Seaman Schepps Bodrum Bracelet
An ultra-chic, but understated example of the company’s use of color to evoke the colors of the sea is this Bodrum bracelet ($37,400) made of jadeite and rubies set within 18-karat gold.
Seaman Schepps Turbo Shell Earrings
Considered one of the most recognizable designs in the Seaman Schepps vault, the company’s Turbo Shell earrings have become the ultimate status symbol and have been worn by the likes of Jacqueline Kennedy Onassis. This pair, made of pearl and set with diamond bands in 18-karat white gold, are as perennially chic as they come. ($11,250)
Seaman Schepps Mousetrap Bracelet
Blanche Knopf, president of Alfred A. Knopf Inc. publishing company and wife of its founder, was known for her elegant style. She made Seaman Schepps’ Mousetrap bracelet, like this medium-sized 22-karat gold example set with diamonds ($41,950), an icon of the house. She famously wore three large-sized Mousetrap bracelets stacked on her wrist at once and was photographed in the look aboard her yacht in the ’50s. The image can be seen up-close in the boutique.
Seaman Schepps Unique Set of Jadeite and Diamond Nesting Necklaces
This simple and unique set of three jadeite and diamond necklaces set in 18-karat white gold ($36,000) popped beneath a glass vitrine at the new store and make for a striking combo when worn together but can also be worn separately. “When the material is so beautiful, you have to sort of do nothing with it,” says Hopenhajm of the jadeite stones. “So, we just basically found the beads and we just string them up and add little diamond rondelles because the material itself is so gorgeous by itself.”

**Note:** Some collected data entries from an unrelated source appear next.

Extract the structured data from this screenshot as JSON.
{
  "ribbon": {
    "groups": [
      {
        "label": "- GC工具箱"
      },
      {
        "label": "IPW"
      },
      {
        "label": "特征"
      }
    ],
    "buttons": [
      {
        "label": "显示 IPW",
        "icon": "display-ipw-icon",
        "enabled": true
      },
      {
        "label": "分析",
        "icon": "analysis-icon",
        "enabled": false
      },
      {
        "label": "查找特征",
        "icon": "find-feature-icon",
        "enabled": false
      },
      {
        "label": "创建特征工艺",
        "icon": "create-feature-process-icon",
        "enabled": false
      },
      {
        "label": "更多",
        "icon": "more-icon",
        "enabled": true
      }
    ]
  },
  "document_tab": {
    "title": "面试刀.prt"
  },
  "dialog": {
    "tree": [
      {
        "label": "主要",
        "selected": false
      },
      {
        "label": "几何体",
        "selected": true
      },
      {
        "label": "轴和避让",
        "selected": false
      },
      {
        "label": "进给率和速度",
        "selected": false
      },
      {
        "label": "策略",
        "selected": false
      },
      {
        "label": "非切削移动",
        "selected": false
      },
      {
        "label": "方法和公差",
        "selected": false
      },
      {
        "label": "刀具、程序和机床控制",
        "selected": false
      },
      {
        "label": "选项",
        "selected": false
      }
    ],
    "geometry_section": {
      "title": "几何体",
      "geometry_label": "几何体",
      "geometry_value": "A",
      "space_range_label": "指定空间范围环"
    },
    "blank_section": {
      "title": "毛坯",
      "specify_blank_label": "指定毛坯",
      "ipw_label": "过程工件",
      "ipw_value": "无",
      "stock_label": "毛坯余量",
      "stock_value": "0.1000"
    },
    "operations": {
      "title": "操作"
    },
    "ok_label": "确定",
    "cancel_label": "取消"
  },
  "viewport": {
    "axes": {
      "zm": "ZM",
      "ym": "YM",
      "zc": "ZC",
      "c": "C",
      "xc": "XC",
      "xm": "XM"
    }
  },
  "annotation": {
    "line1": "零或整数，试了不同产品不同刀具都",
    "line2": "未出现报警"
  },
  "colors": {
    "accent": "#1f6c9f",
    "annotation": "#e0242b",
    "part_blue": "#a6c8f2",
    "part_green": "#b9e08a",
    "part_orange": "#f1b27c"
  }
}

Seaman Schepps Turquoise Necklace with Baroque Gray Pearl
Offering arguably even more high-impact (at a significantly more palatable price than the jadeite necklace above) is this natural graduated tumbled turquoise necklace finished with a baroque gray pearl clasp set in 18-karat white gold ($14,500).
Seaman Schepps Walnut Wood and Sapphire Silhouette Earrings
This classic design is another perennial favorite of the house, but the nuances in texture on the walnut wood combined with the canary-colored hue of the round sapphires make for an arresting match in this set ($18,950) that upstages other Silhouette earrings on offer. They come set in 18-karat yellow gold and feature 7 carats of pavé yellow sapphires.
Seaman Schepps Emerald, Aquamarine, Tourmaline and Diamond Rio Bracelet
The company’s Rio bracelets were first introduced in the ’40s in tourmalines and aquamarines, along with precious gemstones and diamonds. Set in 18-karat white gold, this Rio bracelet is a fitting continuation of the design, offering a mix of emerald, aquamarine, tourmaline and diamonds set in varying shapes for maximum impact. Naturally, this one comes with a price tag to match its brilliance, which means if you need to ask then you must request the figure from the boutique.
Seaman Schepps Coral and Baroque Pearl Bracelet
Coral has long had a presence in the Seaman Schepps house, but this sizeable coral nad baroque pearl bracelet set in 18-karat yellow gold is a unique design, in case you’re looking to one-up the competition among the well-heeled in NYC, Nantucket, Palm Beach or other jet-set locations where the brand is a regular.
Seaman Schepps Flower Pots
If you are looking for a chic (and relatively accessible) gift, the store also carries a selection of small stone flower pots ($1,500 for the large size and $1,250 for the small size) packaged in wooden lacquer boxes that make for great home accents or even table settings. They are available in rock crystal, agate and blue aventurine (pictured above right) and are displayed throughout the store on both levels.